2 A2の退職に関し、会社が支払う解決金から控除するA2の負担費用の金額に係る事項は義務的団交事項といえるか

 上記事項は、A2の退職に伴って発生する事項であり、組合員の労働条件等に関する事項であるといえる。また、解決金から控除するA2の負担費用の金額については、会社が処分可能であることから、上記事項は義務的団交事項であるといえる。したがって、会社が正当な理由なく、組合からの令和4年6月21日、同月22日、同月24日及び同月27日の電子メールによる団交申入れ(以下「本件団交申入れ」という。)に応じなければ、労働組合法第7条第2号に該当する不当労働行為となる。

3 団交を拒否していないとの会社の主張について

 確かに、会社は組合に対して団交拒否の意図は全くない旨を記した電子メールを複数回送信した事実が認められる。
 しかし、会社は令和4年6月24日の第2メールにて、①A2が5月分の家賃を負担しないとの意思を表明した時点で、会社側の金銭解決の提案は白紙に戻す旨、②A2が5月分の家賃を全額負担する場合のみ、「(家賃以外の項目である)社保/給与関係の確認の場」の設定に応じる旨、を組合に通知している。

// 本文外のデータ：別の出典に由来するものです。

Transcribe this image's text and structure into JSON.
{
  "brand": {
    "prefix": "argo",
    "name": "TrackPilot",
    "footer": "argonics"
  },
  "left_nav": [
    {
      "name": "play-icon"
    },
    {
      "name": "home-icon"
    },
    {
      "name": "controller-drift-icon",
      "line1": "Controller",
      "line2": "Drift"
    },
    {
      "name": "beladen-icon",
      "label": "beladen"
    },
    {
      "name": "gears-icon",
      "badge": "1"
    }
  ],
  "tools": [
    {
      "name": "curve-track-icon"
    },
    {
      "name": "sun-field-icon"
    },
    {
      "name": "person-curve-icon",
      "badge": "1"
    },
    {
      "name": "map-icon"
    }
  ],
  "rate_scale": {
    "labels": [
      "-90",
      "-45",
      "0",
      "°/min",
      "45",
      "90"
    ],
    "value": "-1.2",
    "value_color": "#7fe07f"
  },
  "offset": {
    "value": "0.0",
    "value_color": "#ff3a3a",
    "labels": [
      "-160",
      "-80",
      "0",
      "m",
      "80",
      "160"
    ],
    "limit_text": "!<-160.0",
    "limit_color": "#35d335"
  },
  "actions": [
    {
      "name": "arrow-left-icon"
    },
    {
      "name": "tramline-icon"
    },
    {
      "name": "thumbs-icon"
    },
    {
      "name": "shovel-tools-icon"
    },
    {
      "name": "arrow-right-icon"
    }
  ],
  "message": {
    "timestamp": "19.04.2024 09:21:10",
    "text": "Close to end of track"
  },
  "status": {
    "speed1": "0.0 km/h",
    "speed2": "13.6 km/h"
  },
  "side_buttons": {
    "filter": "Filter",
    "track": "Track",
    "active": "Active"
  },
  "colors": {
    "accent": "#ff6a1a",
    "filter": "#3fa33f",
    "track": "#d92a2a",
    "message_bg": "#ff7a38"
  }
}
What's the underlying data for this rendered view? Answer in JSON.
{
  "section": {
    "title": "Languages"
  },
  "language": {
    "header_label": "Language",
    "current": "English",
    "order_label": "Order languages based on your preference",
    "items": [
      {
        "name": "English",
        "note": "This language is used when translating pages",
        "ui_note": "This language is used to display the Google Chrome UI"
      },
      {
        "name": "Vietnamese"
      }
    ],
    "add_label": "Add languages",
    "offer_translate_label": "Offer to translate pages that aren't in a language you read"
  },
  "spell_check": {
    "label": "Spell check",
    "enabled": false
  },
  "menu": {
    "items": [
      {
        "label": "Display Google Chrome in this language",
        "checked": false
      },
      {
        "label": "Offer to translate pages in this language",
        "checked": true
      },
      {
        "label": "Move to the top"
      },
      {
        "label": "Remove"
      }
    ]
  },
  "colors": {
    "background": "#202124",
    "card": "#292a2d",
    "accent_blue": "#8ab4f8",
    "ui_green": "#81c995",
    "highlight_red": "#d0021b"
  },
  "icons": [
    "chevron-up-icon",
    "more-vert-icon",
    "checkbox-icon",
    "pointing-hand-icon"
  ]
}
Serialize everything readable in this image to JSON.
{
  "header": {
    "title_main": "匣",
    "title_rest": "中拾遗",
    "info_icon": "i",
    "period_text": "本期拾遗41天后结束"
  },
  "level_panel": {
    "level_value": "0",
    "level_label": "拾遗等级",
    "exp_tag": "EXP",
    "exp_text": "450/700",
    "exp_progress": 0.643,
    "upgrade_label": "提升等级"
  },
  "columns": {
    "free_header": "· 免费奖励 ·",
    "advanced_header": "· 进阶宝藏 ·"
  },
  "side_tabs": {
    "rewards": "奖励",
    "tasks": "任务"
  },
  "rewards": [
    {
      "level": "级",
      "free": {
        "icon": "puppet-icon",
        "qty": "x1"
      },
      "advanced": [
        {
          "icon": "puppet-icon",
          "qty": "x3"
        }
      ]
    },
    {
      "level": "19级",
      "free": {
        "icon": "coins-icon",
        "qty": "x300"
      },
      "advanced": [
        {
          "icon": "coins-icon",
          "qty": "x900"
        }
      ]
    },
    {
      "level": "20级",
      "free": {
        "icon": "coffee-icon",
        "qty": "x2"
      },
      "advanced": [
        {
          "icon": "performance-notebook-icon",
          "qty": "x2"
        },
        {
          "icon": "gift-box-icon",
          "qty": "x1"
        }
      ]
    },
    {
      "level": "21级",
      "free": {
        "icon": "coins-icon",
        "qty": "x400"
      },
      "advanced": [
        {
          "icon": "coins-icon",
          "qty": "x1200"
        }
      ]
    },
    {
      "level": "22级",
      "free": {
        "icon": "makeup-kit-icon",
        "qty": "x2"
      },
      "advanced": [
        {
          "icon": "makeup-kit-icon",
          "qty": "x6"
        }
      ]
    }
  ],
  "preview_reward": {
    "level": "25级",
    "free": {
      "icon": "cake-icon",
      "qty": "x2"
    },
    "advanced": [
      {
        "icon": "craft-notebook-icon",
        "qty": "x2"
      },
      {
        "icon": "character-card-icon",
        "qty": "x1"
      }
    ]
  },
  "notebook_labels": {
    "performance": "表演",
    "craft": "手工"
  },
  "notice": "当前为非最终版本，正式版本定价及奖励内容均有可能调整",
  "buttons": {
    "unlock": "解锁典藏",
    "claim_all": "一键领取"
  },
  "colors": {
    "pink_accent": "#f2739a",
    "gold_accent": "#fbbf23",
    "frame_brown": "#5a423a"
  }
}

これは、A2が5月分の家賃を全額負担する旨の意思表示を行わない限り、組合が4.6.21組合メールにて会社に求めた団交には応じないとの意思表示にほかならない。
 また、「5月分の寮費をA2が負担しないなら、和解提案(45万円の支払い)は白紙に戻すという回答を受けての交渉と設定されればいいと思います。」、「寮費についてそちらの根拠を再度整理して説明いただくこととし、当方はこのメールのやり取りで、概ね了承しているという前提で差し引くべき本人負担分についての合意をするという位置づけで話し合いの場を持ってください。」と記載されていた令和4年6月24日組合第2メールに対し、会社は同月27日会社第1メールにて、「『仮定条件付きで和解の話し合いをせよ』ということなら、それはお断りします。当方としては、ここで5月分寮費の負担関係を決めないまま話を進め、他の項目との交換条件にしたり、調整項目としたり、折半するようなことはするつもりはありません。」と回答しており、これは、組合からの団交申入れ事項に含まれる5月分の家賃の負担関係の問題について、組合が事前に折れない限り、団交に応じないとの意思表示をしたといえ、本件団交申入れにより組合が申し入れた団交事項に係る団交を拒否するものであるといえる。
 したがって、団交を拒否していないとの会社の主張は採用することができない。

4 会社が本件団交申入れを拒否したことにつき、労働組合法第7条第2号に定める正当な理由が認められるか否か

(1)この点につき会社は、4.6.3会社合意案は全体としてのパッケージ提案であり切り分けられないから、一部のみを切り取っての交渉の余地はなかった旨主張する。
 しかし、労使の主張が対立し、いずれかの譲歩により交渉が進展する見込みはなく、団交を継続する余地はなくなっていたと認められる客観的事情がある場合は格別、そうでない場合に、会社が事前に自らの提案について「これ以上の譲歩はしない」旨宣言しただけで、爾後の団交拒否がすべて正当と認められるものでないから、会社が団交を拒否したことに正当な理由があったとは認められない。

(2)なお、解決金から控除するA2の負担費用の金額に係る両者の差額が金7万1,611円に縮まった後の両者の主張は、A2の「5月分の家賃」である金2万1,483円を労使どちらが負担するかの議論に終始し、決着に至らなかったことが認められる。よって、少なくとも当該家賃の問題については、交渉が進展する見込みはなく、団交を行う余地はなくなっていた、と見る余地がある。
 しかし、当該家賃は労使の主張するA2の負担費用の金額の差額の一部に過ぎない以上、差額を縮めて合意を目指すことは可能であったといえるから、当該家賃について双方の主張が対立していたことをもって、団交を拒否する正当な理由があったとはいえない。

5 以上のことから、本件団交申入れに対する会社の対応は、正当な理由のない団交拒否に当たり、労働組合法第7条第2号に該当する不当労働行為である。